Ensuring Healthy Ways To Discuss Mental Health Issues In The Work Environment
It is, surprisingly, an issue that is not spoken of in some corners of the workplace. Mental health is definitely out in the open due to high profile celebrities like Robin Williams. But even in the workplace, it can be filed away under “do not talk about.” For some, there is a taboo of discussing it openly, as it can be seen to be weak or that people are too “heart on their sleeve” about the issue, which is a common approach to high-flyers or entrepreneurs. Mental health issues reveal themselves in many different symptoms. From anxiety or stress to conditions on the other end of the spectrum, like bipolar disorder. Some individuals turn to substance abuse to cope with these mental health issues, which exacerbate the issue even further.
In the workplace, 1 in 6 people will suffer from an issue relating to mental health at some point. From the point of view of business, this can severely impact on a staff member’s ability to work at their best. From the point of view of someone running a business, you can feel that taking the time to sit down with an employee may eat into your precious time of keeping the company going. When it comes to a member of staff approaching you to discuss something of this magnitude, it is a big deal for them. And they may have wrestled with the idea of coming to you for fear of it affecting their job position. Or maybe they even felt embarrassed. Or you may be able to notice something different in their demeanor. They could be feeling irritable, or are withdrawing socially. Look here for a detailed article on what to look out for should you suspect someone is having issues with their mental health.

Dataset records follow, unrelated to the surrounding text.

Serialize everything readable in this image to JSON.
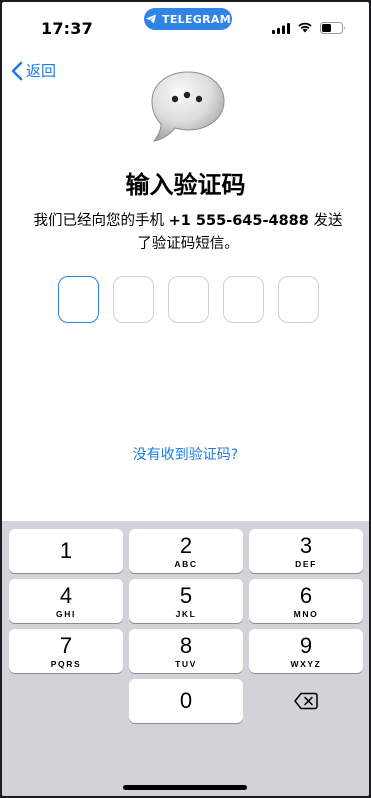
{
  "status_bar": {
    "time": "17:37",
    "app_pill": "TELEGRAM",
    "icons": [
      "signal-icon",
      "wifi-icon",
      "battery-icon"
    ]
  },
  "nav": {
    "back_label": "返回"
  },
  "main": {
    "title": "输入验证码",
    "subtitle_prefix": "我们已经向您的手机 ",
    "phone": "+1 555-645-4888",
    "subtitle_suffix": " 发送了验证码短信。",
    "code_boxes": 5,
    "resend_label": "没有收到验证码?"
  },
  "keyboard": {
    "keys": [
      {
        "num": "1",
        "letters": ""
      },
      {
        "num": "2",
        "letters": "ABC"
      },
      {
        "num": "3",
        "letters": "DEF"
      },
      {
        "num": "4",
        "letters": "GHI"
      },
      {
        "num": "5",
        "letters": "JKL"
      },
      {
        "num": "6",
        "letters": "MNO"
      },
      {
        "num": "7",
        "letters": "PQRS"
      },
      {
        "num": "8",
        "letters": "TUV"
      },
      {
        "num": "9",
        "letters": "WXYZ"
      },
      {
        "num": "0",
        "letters": ""
      }
    ]
  },
  "colors": {
    "accent": "#2f83e9",
    "link": "#1a7de3",
    "keyboard_bg": "#d1d3d9"
  }
}
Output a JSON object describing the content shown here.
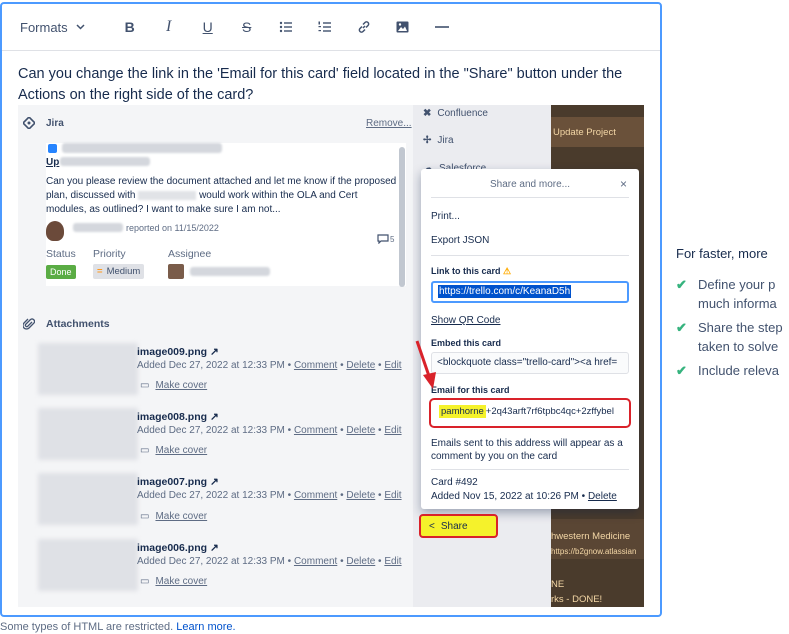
{
  "toolbar": {
    "formats_label": "Formats",
    "bold": "B",
    "italic": "I",
    "underline": "U",
    "strike": "S"
  },
  "question": "Can you change the link in the 'Email for this card' field located in the \"Share\" button under the Actions on the right side of the card?",
  "screenshot": {
    "jira_label": "Jira",
    "remove_label": "Remove...",
    "updated_label": "Up",
    "body_text_1": "Can you please review the document attached and let me know if the proposed",
    "body_text_2": "plan, discussed with",
    "body_text_2b": "would work within the OLA and Cert",
    "body_text_3": "modules, as outlined? I want to make sure I am not...",
    "reported_on": "reported on 11/15/2022",
    "comment_count": "5",
    "status_label": "Status",
    "priority_label": "Priority",
    "assignee_label": "Assignee",
    "status_value": "Done",
    "priority_value": "Medium",
    "attachments_label": "Attachments",
    "attachments": [
      {
        "name": "image009.png",
        "meta": "Added Dec 27, 2022 at 12:33 PM •",
        "comment": "Comment",
        "delete": "Delete",
        "edit": "Edit",
        "cover": "Make cover"
      },
      {
        "name": "image008.png",
        "meta": "Added Dec 27, 2022 at 12:33 PM •",
        "comment": "Comment",
        "delete": "Delete",
        "edit": "Edit",
        "cover": "Make cover"
      },
      {
        "name": "image007.png",
        "meta": "Added Dec 27, 2022 at 12:33 PM •",
        "comment": "Comment",
        "delete": "Delete",
        "edit": "Edit",
        "cover": "Make cover"
      },
      {
        "name": "image006.png",
        "meta": "Added Dec 27, 2022 at 12:33 PM •",
        "comment": "Comment",
        "delete": "Delete",
        "edit": "Edit",
        "cover": "Make cover"
      }
    ],
    "right_col": {
      "confluence": "Confluence",
      "jira": "Jira",
      "salesforce": "Salesforce"
    },
    "dark_texts": {
      "update_project": "Update Project",
      "northwestern": "hwestern Medicine",
      "url_snip": "https://b2gnow.atlassian",
      "ne": "NE",
      "works_done": "rks - DONE!"
    },
    "popover": {
      "title": "Share and more...",
      "close": "×",
      "print": "Print...",
      "export_json": "Export JSON",
      "link_label": "Link to this card",
      "link_value": "https://trello.com/c/KeanaD5h",
      "qr_label": "Show QR Code",
      "embed_label": "Embed this card",
      "embed_value": "<blockquote class=\"trello-card\"><a href=",
      "email_label": "Email for this card",
      "email_highlight": "pamhorne",
      "email_rest": "+2q43arft7rf6tpbc4qc+2zffybel",
      "email_note": "Emails sent to this address will appear as a comment by you on the card",
      "card_number": "Card #492",
      "card_added": "Added Nov 15, 2022 at 10:26 PM •",
      "card_delete": "Delete"
    },
    "share_label": "Share"
  },
  "right_panel": {
    "title": "For faster, more",
    "items": [
      "Define your p much informa",
      "Share the step taken to solve",
      "Include releva"
    ]
  },
  "footer": {
    "text": "Some types of HTML are restricted.",
    "link": "Learn more."
  },
  "colors": {
    "accent": "#4c9aff",
    "highlight": "#f5f22b",
    "annotation_red": "#d9222a",
    "done_green": "#5aac44",
    "check_green": "#36b37e"
  }
}
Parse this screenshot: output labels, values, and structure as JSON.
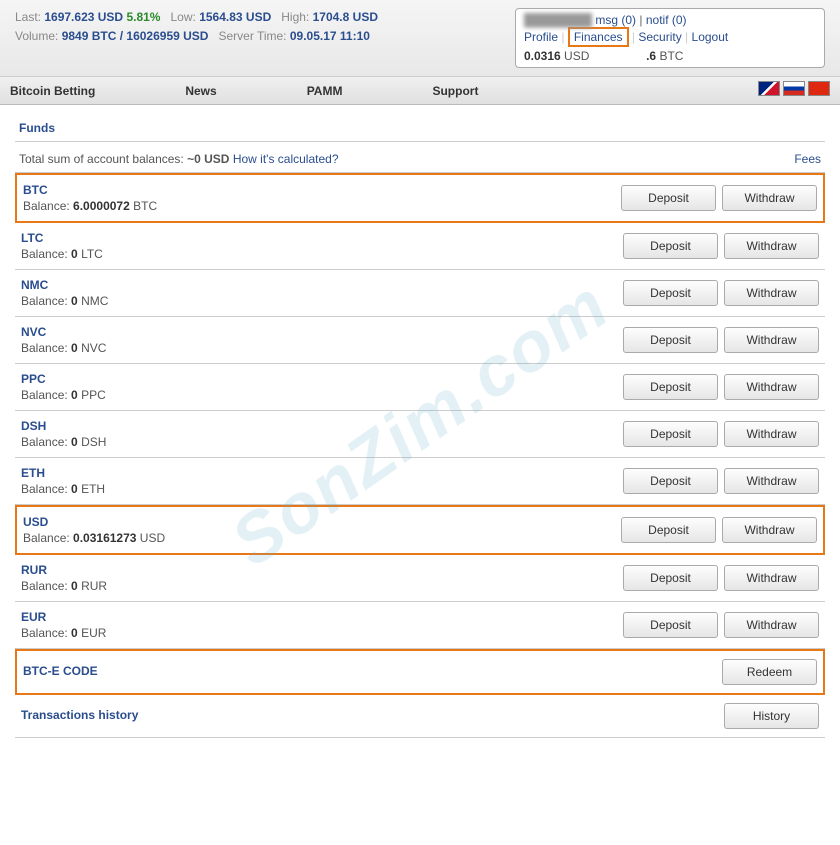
{
  "topbar": {
    "last_label": "Last:",
    "last_value": "1697.623 USD",
    "change": "5.81%",
    "low_label": "Low:",
    "low_value": "1564.83 USD",
    "high_label": "High:",
    "high_value": "1704.8 USD",
    "volume_label": "Volume:",
    "volume_value": "9849 BTC / 16026959 USD",
    "server_label": "Server Time:",
    "server_value": "09.05.17 11:10"
  },
  "userbox": {
    "msg": "msg (0)",
    "notif": "notif (0)",
    "profile": "Profile",
    "finances": "Finances",
    "security": "Security",
    "logout": "Logout",
    "bal_usd_val": "0.0316",
    "bal_usd_unit": "USD",
    "bal_btc_val": ".6",
    "bal_btc_unit": "BTC"
  },
  "nav": {
    "betting": "Bitcoin Betting",
    "news": "News",
    "pamm": "PAMM",
    "support": "Support"
  },
  "funds": {
    "title": "Funds",
    "summary_text": "Total sum of account balances:",
    "summary_value": "~0 USD",
    "summary_link": "How it's calculated?",
    "fees": "Fees",
    "balance_label": "Balance:",
    "deposit": "Deposit",
    "withdraw": "Withdraw",
    "redeem": "Redeem",
    "history": "History",
    "rows": [
      {
        "cur": "BTC",
        "bal": "6.0000072",
        "unit": "BTC",
        "highlight": true
      },
      {
        "cur": "LTC",
        "bal": "0",
        "unit": "LTC",
        "highlight": false
      },
      {
        "cur": "NMC",
        "bal": "0",
        "unit": "NMC",
        "highlight": false
      },
      {
        "cur": "NVC",
        "bal": "0",
        "unit": "NVC",
        "highlight": false
      },
      {
        "cur": "PPC",
        "bal": "0",
        "unit": "PPC",
        "highlight": false
      },
      {
        "cur": "DSH",
        "bal": "0",
        "unit": "DSH",
        "highlight": false
      },
      {
        "cur": "ETH",
        "bal": "0",
        "unit": "ETH",
        "highlight": false
      },
      {
        "cur": "USD",
        "bal": "0.03161273",
        "unit": "USD",
        "highlight": true
      },
      {
        "cur": "RUR",
        "bal": "0",
        "unit": "RUR",
        "highlight": false
      },
      {
        "cur": "EUR",
        "bal": "0",
        "unit": "EUR",
        "highlight": false
      }
    ],
    "code_row": {
      "label": "BTC-E CODE"
    },
    "history_row": {
      "label": "Transactions history"
    }
  },
  "watermark": "SonZim.com"
}
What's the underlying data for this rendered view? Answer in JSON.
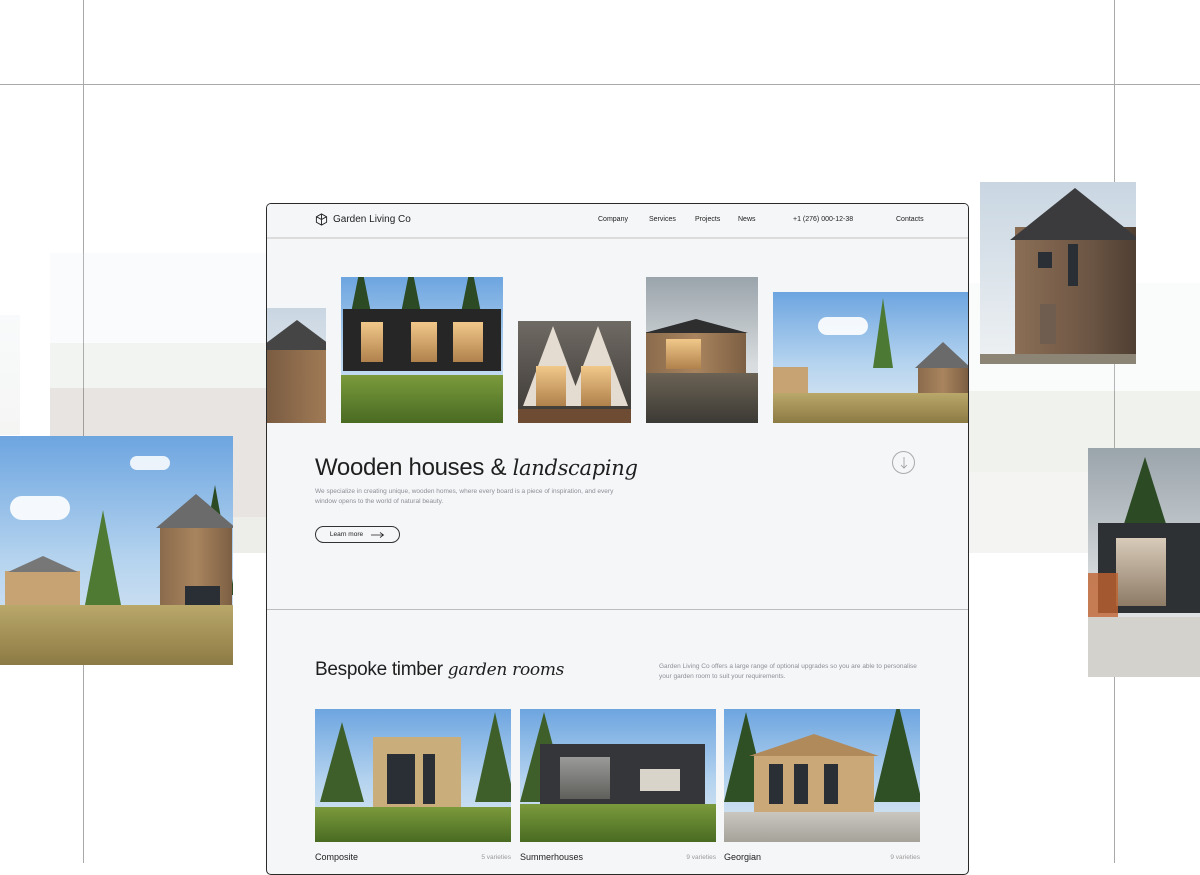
{
  "brand": {
    "name": "Garden Living Co",
    "logo_icon": "cube-icon"
  },
  "nav": {
    "links": [
      "Company",
      "Services",
      "Projects",
      "News"
    ],
    "phone": "+1 (276) 000-12-38",
    "contacts": "Contacts"
  },
  "hero": {
    "title_plain": "Wooden houses &",
    "title_italic": "landscaping",
    "description": "We specialize in creating unique, wooden homes, where every board is a piece of inspiration, and every window opens to the world of natural beauty.",
    "cta_label": "Learn more",
    "cta_icon": "arrow-right-icon",
    "scroll_icon": "arrow-down-icon"
  },
  "section": {
    "title_plain": "Bespoke timber",
    "title_italic": "garden rooms",
    "description": "Garden Living Co offers a large range of optional upgrades so you are able to personalise your garden room to suit your requirements."
  },
  "cards": [
    {
      "name": "Composite",
      "varieties": "5 varieties"
    },
    {
      "name": "Summerhouses",
      "varieties": "9 varieties"
    },
    {
      "name": "Georgian",
      "varieties": "9 varieties"
    }
  ],
  "colors": {
    "page_bg": "#f5f6f8",
    "text": "#1f1f1f",
    "muted": "#8b8f95",
    "guide": "#a9a9a9"
  }
}
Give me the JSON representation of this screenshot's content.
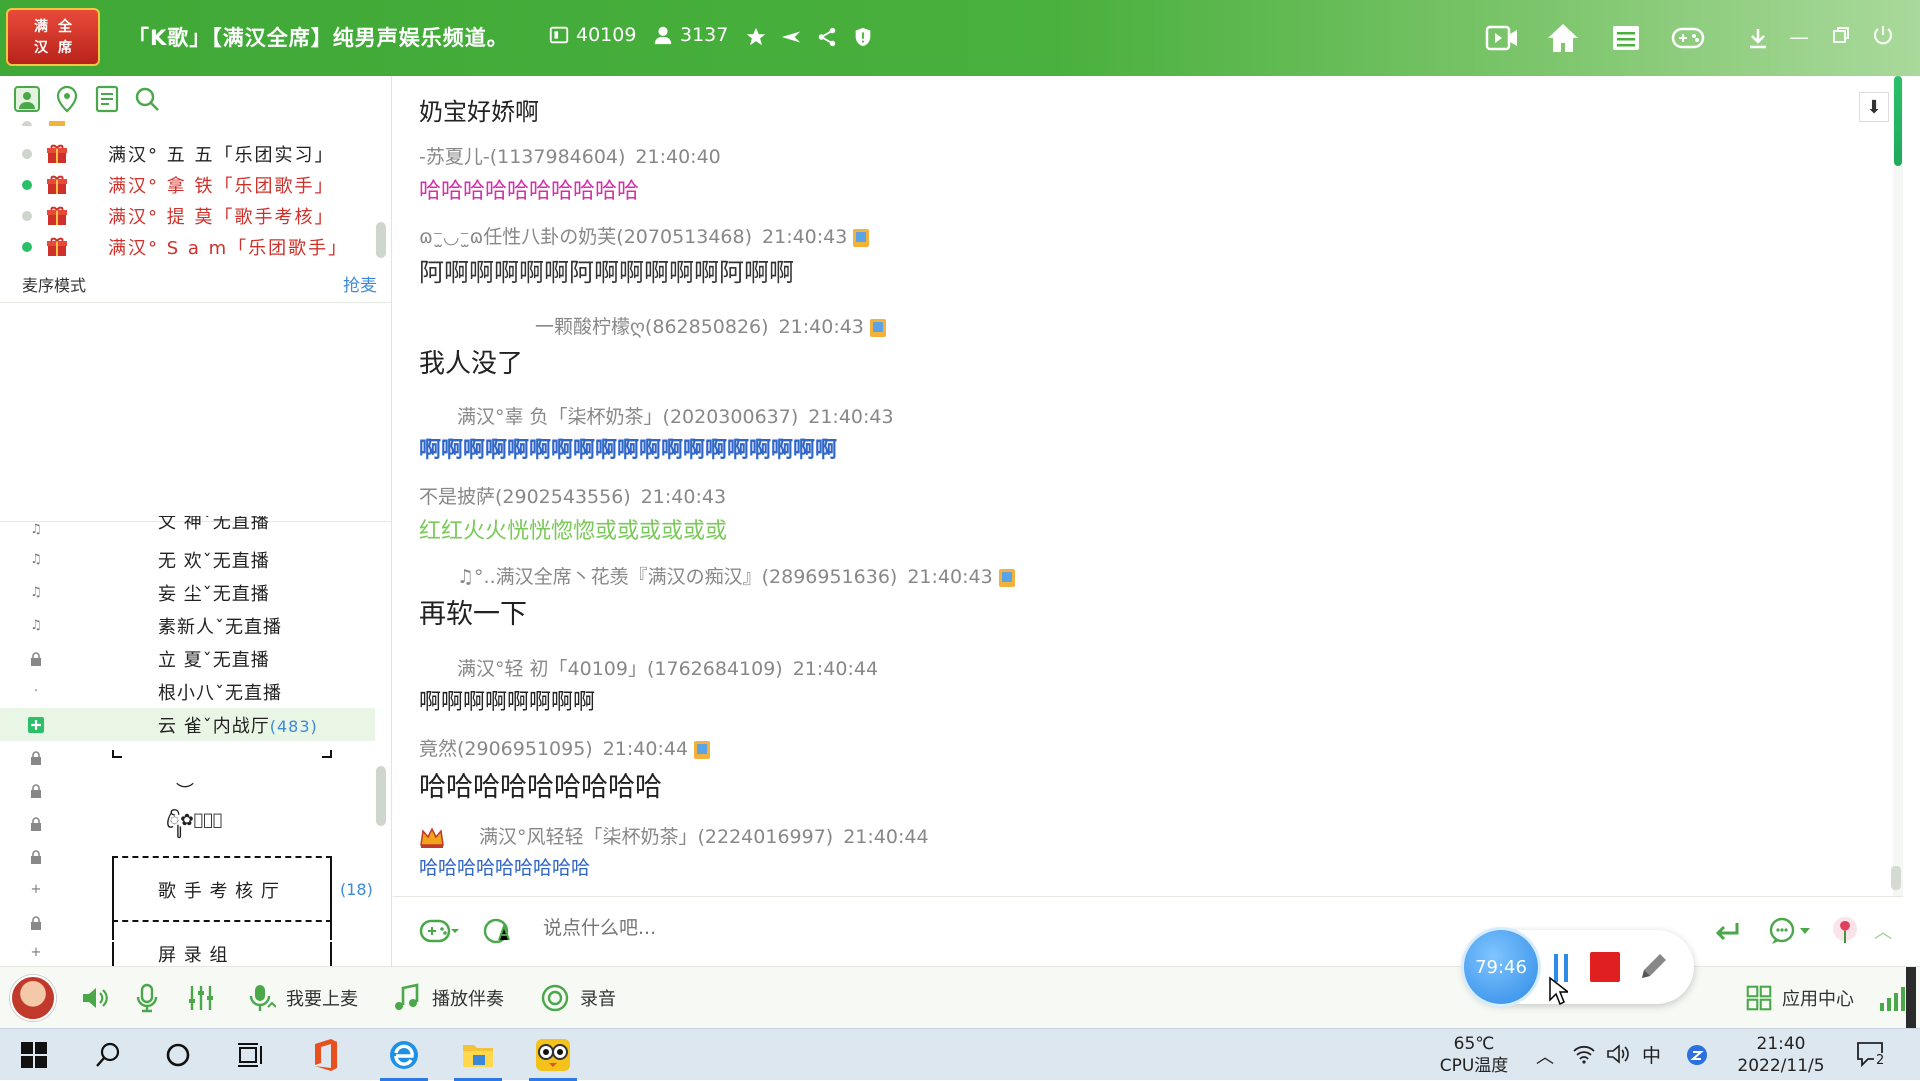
{
  "titlebar": {
    "logo_chars": [
      "满",
      "全",
      "汉",
      "席"
    ],
    "room_name": "「K歌」【满汉全席】纯男声娱乐频道。",
    "room_id": "40109",
    "online_count": "3137",
    "icons": [
      "room-id-icon",
      "user-count-icon",
      "star-icon",
      "plane-icon",
      "share-icon",
      "shield-icon",
      "video-icon",
      "home-icon",
      "list-icon",
      "game-icon",
      "download-icon",
      "minimize-icon",
      "restore-icon",
      "power-icon"
    ]
  },
  "left": {
    "top_members": [
      {
        "name": "满汉° 五  五「乐团实习」",
        "online": false,
        "color": "#222222"
      },
      {
        "name": "满汉° 拿  铁「乐团歌手」",
        "online": true,
        "color": "#d0302a"
      },
      {
        "name": "满汉° 提  莫「歌手考核」",
        "online": false,
        "color": "#d0302a"
      },
      {
        "name": "满汉° S a m「乐团歌手」",
        "online": true,
        "color": "#d0302a"
      }
    ],
    "queue_mode_label": "麦序模式",
    "grab_mic_label": "抢麦",
    "channels": [
      {
        "name": "文  神ˇ无直播",
        "icon": "music-lock-icon",
        "count": ""
      },
      {
        "name": "无  欢ˇ无直播",
        "icon": "music-lock-icon",
        "count": ""
      },
      {
        "name": "妄  尘ˇ无直播",
        "icon": "music-lock-icon",
        "count": ""
      },
      {
        "name": "素新人ˇ无直播",
        "icon": "music-icon",
        "count": ""
      },
      {
        "name": "立  夏ˇ无直播",
        "icon": "lock-icon",
        "count": ""
      },
      {
        "name": "根小八ˇ无直播",
        "icon": "dot-icon",
        "count": ""
      },
      {
        "name": "云  雀ˇ内战厅",
        "icon": "add-green-icon",
        "count": "(483)"
      }
    ],
    "deco_1": "︶",
    "deco_2": "ꦿꦼꦸ✿ꦸꦼꦿ",
    "singer_hall": "歌 手 考 核 厅",
    "singer_hall_count": "(18)",
    "record_group": "屏   录   组"
  },
  "chat": {
    "messages": [
      {
        "meta": "",
        "time": "",
        "text": "奶宝好娇啊",
        "color": "#222222",
        "size": 24,
        "badge": false
      },
      {
        "meta": "-苏夏儿-(1137984604)",
        "time": "21:40:40",
        "text": "哈哈哈哈哈哈哈哈哈哈",
        "color": "#d431a8",
        "size": 22,
        "badge": false
      },
      {
        "meta": "ɷ⁻̫◡⁻̫ɷ任性八卦の奶芙(2070513468)",
        "time": "21:40:43",
        "text": "阿啊啊啊啊啊阿啊啊啊啊啊阿啊啊",
        "color": "#333333",
        "size": 25,
        "badge": true
      },
      {
        "meta": "一颗酸柠檬ღ(862850826)",
        "time": "21:40:43",
        "text": "我人没了",
        "color": "#222222",
        "size": 26,
        "badge": true
      },
      {
        "meta": "满汉°辜  负「柒杯奶茶」(2020300637)",
        "time": "21:40:43",
        "text": "啊啊啊啊啊啊啊啊啊啊啊啊啊啊啊啊啊啊啊",
        "color": "#2f66c7",
        "size": 22,
        "badge": false
      },
      {
        "meta": "不是披萨(2902543556)",
        "time": "21:40:43",
        "text": "红红火火恍恍惚惚或或或或或或",
        "color": "#7bc95a",
        "size": 22,
        "badge": false
      },
      {
        "meta": "♫°..满汉全席丶花羡『满汉の痴汉』(2896951636)",
        "time": "21:40:43",
        "text": "再软一下",
        "color": "#222222",
        "size": 27,
        "badge": true
      },
      {
        "meta": "满汉°轻  初「40109」(1762684109)",
        "time": "21:40:44",
        "text": "啊啊啊啊啊啊啊啊",
        "color": "#222222",
        "size": 22,
        "badge": false
      },
      {
        "meta": "竟然(2906951095)",
        "time": "21:40:44",
        "text": "哈哈哈哈哈哈哈哈哈",
        "color": "#222222",
        "size": 27,
        "badge": true
      },
      {
        "meta": "满汉°风轻轻「柒杯奶茶」(2224016997)",
        "time": "21:40:44",
        "text": "哈哈哈哈哈哈哈哈哈",
        "color": "#2f66c7",
        "size": 19,
        "badge": false
      }
    ]
  },
  "input": {
    "placeholder": "说点什么吧..."
  },
  "bottom": {
    "apply_mic": "我要上麦",
    "play_accompaniment": "播放伴奏",
    "record": "录音",
    "app_center": "应用中心"
  },
  "recorder": {
    "timer": "79:46"
  },
  "taskbar": {
    "temp": "65℃",
    "temp_label": "CPU温度",
    "ime": "中",
    "time": "21:40",
    "date": "2022/11/5",
    "notif_count": "2"
  }
}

If you are running an organization where there you may feel that there is a member of staff that is going through a difficult time, here are some ways that you can deal with it in a sensitive manner.
Make Sure You Choose The Right Place To Discuss The Issue
Encouraging confidentiality in a setting where there are fewer eyes prying will ease the tension in your employee. Go to a quiet spot or a meeting room tucked away.
People in this setting can find it very difficult to open up and discuss their issues. You need to be open and ask questions in an open manner instead of the types of questions that will elicit a “yes” or “no” response. If you start a dialogue with them, it will help for a more honest conversation. These are techniques that a Business Coach will help with if you feel that you need to build up your skills in these areas.
Make Sure They Know It’s Confidential
You are listening to a colleague opening their heart. It is going to be very sensitive regarding the information they will tell you. Ask them what they would like to have shared regarding referring them to Occupational Health or Human Resources. And likewise, what they don’t want to be shared.
Listen To What They Have To Say
This person is confiding in you completely. Respond properly and be open to their needs. Don’t just smile and nod!
Make The Adjustments In The Workplace For Them
Ask them what they need to be helped back to work properly. Maybe you can develop a plan to establish their specific workplace triggers. Maybe they need time away from work. As their employer, you need to address the issue in a sensitve manner and work with them, not against them.